Among the most sensitive materials were 2021 financial workbooks containing full names, PRC national ID numbers, bank account details, and phone numbers.

Ctrl-Alt-Intel stops short of firm attribution, though the victimology South-East Asian military and government targets combined with theft of Chinese state-adjacent transport-sector data points to a deliberate regional intelligence collection effort.

The Shadowserver Foundation confirmed on April 30, 2026, that 44,000 unique IP addresses were observed scanning for victims, launching exploits, or conducting brute-force attacks against their honeypot sensors.

Organizations running cPanel/WHM are urged to patch to the latest version immediately and audit server logs for signs of CRLF-based session manipulation.
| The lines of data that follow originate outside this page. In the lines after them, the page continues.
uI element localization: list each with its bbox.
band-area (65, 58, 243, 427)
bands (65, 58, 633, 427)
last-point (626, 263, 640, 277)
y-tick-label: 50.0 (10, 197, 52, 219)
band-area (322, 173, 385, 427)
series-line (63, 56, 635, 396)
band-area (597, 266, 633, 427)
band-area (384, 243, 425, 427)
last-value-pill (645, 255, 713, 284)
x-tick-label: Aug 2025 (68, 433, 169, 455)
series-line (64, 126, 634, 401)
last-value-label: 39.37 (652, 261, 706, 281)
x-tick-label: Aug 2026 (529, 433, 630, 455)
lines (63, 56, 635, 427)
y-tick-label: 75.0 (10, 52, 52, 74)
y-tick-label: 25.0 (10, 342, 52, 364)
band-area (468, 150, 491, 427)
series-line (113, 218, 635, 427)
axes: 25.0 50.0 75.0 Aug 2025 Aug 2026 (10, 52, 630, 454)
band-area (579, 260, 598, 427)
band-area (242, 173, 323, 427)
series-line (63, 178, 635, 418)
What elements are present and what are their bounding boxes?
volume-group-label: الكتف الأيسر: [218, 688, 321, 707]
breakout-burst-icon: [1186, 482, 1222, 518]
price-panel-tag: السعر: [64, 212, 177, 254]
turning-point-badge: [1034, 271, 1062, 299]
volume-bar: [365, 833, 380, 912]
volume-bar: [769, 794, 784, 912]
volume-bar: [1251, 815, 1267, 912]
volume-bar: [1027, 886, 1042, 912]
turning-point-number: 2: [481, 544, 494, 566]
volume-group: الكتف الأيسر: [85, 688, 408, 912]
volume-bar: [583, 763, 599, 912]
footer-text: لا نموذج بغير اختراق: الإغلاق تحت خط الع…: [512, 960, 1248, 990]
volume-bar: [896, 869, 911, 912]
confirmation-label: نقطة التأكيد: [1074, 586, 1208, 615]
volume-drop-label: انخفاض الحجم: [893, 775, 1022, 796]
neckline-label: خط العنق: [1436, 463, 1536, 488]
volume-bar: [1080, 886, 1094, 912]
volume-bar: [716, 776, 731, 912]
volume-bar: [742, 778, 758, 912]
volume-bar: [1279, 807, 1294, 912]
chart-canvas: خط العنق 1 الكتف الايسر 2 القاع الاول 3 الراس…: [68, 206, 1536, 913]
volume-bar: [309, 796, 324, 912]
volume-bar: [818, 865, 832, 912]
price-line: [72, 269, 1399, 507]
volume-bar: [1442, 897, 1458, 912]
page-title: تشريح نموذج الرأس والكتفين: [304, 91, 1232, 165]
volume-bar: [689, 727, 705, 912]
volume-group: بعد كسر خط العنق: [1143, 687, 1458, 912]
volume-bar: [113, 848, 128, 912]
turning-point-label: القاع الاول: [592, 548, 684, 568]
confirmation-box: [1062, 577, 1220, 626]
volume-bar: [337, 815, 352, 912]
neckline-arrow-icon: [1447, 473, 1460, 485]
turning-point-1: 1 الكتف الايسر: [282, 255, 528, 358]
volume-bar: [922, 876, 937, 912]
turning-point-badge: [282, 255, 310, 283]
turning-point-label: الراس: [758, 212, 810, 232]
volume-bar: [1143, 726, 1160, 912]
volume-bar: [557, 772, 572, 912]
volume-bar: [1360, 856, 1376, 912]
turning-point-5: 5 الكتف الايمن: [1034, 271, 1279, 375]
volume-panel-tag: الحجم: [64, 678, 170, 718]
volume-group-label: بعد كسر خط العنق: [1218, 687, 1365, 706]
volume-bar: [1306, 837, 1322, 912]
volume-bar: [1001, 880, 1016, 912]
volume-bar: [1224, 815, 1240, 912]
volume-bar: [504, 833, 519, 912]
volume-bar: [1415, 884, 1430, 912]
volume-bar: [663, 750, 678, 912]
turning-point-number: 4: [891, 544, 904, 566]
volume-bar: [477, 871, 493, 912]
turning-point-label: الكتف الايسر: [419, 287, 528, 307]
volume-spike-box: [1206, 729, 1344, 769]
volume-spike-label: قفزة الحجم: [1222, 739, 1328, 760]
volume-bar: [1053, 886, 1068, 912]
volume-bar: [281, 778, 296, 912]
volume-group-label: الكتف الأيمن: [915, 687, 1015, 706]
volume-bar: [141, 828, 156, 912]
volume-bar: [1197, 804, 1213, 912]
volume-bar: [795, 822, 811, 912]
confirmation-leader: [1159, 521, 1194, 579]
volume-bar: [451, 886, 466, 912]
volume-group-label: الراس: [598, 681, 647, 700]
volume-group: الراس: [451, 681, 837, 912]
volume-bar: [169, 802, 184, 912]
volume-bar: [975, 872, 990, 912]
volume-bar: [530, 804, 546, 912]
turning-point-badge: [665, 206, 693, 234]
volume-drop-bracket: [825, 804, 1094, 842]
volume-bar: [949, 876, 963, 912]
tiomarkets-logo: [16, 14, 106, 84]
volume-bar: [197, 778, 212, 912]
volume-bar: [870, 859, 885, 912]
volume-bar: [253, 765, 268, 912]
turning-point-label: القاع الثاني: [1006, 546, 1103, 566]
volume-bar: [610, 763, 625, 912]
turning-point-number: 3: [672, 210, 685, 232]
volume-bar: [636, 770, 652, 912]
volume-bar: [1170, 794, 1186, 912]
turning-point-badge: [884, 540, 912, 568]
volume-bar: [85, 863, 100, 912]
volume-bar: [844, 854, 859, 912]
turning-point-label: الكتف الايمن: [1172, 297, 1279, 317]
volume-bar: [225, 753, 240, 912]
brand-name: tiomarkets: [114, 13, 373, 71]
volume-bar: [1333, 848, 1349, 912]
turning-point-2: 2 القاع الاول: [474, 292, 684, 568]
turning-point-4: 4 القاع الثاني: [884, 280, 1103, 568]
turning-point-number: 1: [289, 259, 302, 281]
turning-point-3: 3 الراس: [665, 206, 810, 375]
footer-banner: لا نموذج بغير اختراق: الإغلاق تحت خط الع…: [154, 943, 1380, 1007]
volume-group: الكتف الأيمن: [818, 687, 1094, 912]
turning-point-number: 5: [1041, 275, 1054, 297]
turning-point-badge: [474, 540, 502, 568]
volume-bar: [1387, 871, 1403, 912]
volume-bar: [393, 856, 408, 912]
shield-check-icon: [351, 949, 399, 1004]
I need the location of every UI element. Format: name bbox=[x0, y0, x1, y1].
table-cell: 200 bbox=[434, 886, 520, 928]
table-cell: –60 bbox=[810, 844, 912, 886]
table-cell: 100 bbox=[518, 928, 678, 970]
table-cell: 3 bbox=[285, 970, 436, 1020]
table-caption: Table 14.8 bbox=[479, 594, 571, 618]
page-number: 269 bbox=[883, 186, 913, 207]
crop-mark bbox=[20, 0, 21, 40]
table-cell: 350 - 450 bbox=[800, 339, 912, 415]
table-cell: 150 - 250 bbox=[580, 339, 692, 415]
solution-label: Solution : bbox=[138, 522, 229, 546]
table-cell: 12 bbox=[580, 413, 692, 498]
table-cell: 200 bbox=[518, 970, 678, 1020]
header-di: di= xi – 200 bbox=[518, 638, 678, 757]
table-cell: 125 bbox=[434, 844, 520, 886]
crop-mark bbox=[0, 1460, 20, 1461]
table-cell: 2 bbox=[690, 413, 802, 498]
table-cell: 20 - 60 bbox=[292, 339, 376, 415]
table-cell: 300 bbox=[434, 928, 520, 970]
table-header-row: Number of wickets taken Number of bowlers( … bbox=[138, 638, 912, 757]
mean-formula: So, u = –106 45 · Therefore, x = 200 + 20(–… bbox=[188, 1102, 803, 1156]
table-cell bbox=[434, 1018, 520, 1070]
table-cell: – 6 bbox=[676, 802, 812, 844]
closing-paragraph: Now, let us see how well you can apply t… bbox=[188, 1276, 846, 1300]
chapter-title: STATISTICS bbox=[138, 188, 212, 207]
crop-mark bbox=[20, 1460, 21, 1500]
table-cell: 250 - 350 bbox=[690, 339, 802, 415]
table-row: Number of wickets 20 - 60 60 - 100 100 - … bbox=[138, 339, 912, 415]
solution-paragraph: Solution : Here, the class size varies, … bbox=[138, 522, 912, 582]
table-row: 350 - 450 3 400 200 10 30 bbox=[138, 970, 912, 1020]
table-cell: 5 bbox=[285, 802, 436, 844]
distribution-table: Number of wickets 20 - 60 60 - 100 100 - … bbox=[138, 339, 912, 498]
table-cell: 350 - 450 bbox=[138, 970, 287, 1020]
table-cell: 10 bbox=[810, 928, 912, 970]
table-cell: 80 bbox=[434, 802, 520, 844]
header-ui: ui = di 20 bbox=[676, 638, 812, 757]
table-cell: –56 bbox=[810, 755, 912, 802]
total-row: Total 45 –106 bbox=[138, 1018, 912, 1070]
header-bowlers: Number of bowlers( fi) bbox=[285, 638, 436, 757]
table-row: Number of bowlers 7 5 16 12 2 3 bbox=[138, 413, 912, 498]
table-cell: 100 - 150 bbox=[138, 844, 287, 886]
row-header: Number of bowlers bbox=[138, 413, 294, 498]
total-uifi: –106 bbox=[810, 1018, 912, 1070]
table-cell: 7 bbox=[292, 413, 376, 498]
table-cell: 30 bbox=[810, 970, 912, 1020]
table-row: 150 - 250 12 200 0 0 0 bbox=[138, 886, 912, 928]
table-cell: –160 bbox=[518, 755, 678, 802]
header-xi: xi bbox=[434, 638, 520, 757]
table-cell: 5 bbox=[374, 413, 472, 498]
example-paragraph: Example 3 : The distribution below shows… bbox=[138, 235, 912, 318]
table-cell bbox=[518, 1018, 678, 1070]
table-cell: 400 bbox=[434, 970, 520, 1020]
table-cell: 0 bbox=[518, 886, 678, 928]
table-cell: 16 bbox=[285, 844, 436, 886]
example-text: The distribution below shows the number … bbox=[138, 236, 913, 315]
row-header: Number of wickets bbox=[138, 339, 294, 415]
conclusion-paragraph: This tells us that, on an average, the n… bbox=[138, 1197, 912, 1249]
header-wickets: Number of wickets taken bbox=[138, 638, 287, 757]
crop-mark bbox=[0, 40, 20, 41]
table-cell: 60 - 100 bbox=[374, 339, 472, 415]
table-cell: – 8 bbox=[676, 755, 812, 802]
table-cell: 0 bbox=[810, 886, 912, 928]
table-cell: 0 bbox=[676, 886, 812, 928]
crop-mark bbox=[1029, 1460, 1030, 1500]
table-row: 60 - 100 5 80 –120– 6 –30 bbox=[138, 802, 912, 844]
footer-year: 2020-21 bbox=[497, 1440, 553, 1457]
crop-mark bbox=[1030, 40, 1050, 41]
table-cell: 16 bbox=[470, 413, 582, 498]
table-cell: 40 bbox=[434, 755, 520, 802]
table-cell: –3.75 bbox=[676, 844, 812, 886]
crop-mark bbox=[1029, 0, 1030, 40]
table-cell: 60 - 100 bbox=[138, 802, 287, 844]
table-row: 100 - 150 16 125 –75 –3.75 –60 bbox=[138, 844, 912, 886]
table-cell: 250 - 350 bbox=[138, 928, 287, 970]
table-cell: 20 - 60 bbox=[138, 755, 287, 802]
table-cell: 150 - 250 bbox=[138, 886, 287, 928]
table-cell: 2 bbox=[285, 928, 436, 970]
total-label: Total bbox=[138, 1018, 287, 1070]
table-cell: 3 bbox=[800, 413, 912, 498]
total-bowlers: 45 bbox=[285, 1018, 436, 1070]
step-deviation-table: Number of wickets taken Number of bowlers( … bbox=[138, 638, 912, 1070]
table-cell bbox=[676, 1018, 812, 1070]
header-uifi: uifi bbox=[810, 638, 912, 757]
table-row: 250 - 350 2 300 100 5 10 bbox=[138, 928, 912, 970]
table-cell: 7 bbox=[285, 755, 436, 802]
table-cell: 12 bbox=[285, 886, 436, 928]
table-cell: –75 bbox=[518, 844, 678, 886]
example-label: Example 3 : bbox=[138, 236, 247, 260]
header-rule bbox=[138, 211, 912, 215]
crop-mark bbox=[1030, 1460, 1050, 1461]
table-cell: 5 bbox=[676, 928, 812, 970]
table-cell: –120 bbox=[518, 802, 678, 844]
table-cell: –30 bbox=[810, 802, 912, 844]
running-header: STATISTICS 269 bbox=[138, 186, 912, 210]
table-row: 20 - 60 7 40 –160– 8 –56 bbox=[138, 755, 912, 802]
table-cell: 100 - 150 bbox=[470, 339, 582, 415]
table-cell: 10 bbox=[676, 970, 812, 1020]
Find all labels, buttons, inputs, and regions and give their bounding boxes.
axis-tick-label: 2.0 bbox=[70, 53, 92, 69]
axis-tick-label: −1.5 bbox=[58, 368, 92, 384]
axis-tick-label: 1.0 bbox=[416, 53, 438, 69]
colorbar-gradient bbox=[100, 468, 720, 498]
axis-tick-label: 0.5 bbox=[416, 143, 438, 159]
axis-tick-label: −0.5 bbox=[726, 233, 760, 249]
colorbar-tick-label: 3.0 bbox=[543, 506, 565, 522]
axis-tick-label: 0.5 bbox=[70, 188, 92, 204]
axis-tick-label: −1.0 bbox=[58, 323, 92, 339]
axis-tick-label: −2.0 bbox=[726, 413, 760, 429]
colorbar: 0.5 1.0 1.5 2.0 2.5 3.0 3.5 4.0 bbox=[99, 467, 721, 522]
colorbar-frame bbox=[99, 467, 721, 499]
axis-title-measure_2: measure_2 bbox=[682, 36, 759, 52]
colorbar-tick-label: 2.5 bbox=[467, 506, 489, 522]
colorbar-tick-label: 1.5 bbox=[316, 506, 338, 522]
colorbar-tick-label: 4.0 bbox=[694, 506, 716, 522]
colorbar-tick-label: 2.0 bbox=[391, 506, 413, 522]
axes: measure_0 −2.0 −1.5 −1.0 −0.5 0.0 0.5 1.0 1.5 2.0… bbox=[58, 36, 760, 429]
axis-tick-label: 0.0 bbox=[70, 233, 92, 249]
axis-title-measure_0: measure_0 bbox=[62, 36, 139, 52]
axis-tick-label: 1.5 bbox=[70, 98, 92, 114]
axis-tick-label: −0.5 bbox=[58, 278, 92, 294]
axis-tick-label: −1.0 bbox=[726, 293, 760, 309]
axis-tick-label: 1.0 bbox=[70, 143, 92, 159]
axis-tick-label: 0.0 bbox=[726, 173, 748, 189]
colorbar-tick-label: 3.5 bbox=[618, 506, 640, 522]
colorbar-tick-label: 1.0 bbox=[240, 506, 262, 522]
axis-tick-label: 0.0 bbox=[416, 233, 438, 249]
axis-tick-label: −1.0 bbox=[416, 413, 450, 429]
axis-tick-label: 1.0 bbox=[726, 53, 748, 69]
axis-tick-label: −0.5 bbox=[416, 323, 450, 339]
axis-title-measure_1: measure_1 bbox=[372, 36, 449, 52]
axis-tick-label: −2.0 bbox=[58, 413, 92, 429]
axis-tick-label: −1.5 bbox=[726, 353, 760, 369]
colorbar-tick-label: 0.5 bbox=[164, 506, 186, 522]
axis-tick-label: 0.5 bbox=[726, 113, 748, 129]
Indicators of Compromise (IoCs)

IndicatorTypeContext
95.111.250[.]175IP AddressPrimary attacker VPS; OpenVPN, reverse shell, and pivot infrastructure
delicate-dew.serveftp[.]comDomainDomain associated with the same infrastructure; present in recovered certificate material
systemd-update.serviceFile NameMasqueraded Linux persistence service
/usr/local/bin/.netmon/systemd-helperFile PathHidden Linux reverse-connect payload path
init.ps1File NamePowerShell reverse shell payload
64674342041873DBB18B1DD9BB1CA391AF85B5E755DEFFB4C1612EF668349325SHA-256Hash of init.ps1
exploit_siak_bahasa.pyFile NameCustom authenticated SQLi → PostgreSQL RCE exploit
974E272AD1DC7D5AADC3C7A48EC00EB201D04BA59EC5B0B17C2F8E9CD2F9C9CDSHA-256Hash of exploit_siak_bahasa.py
exfil_docs_v2.shFile NameCustom SFTP / lftp document exfiltration script
734F0D04DC2683E19E629B8EC7F55349B5BCFF4EB4F2F36F6ADBBDE1C023A24FSHA-256Hash of exfil_docs_v2.sh
1File NameLinux ELF reverse-connect / pivot payload recovered alongside the custom exploit chain
1CFEADF01D24182362887B7C5F683E8BDB0E84CDDCE03E3B7564B2D9AB5D15CFSHA-256Hash of ELF payload 1

Note: IP addresses and domains are intentionally defanged (e.g., [.]) to prevent accidental resolution or hyperlinking. Re-fang only within controlled threat intelligence platforms such as MISP, VirusTotal, or your SIEM.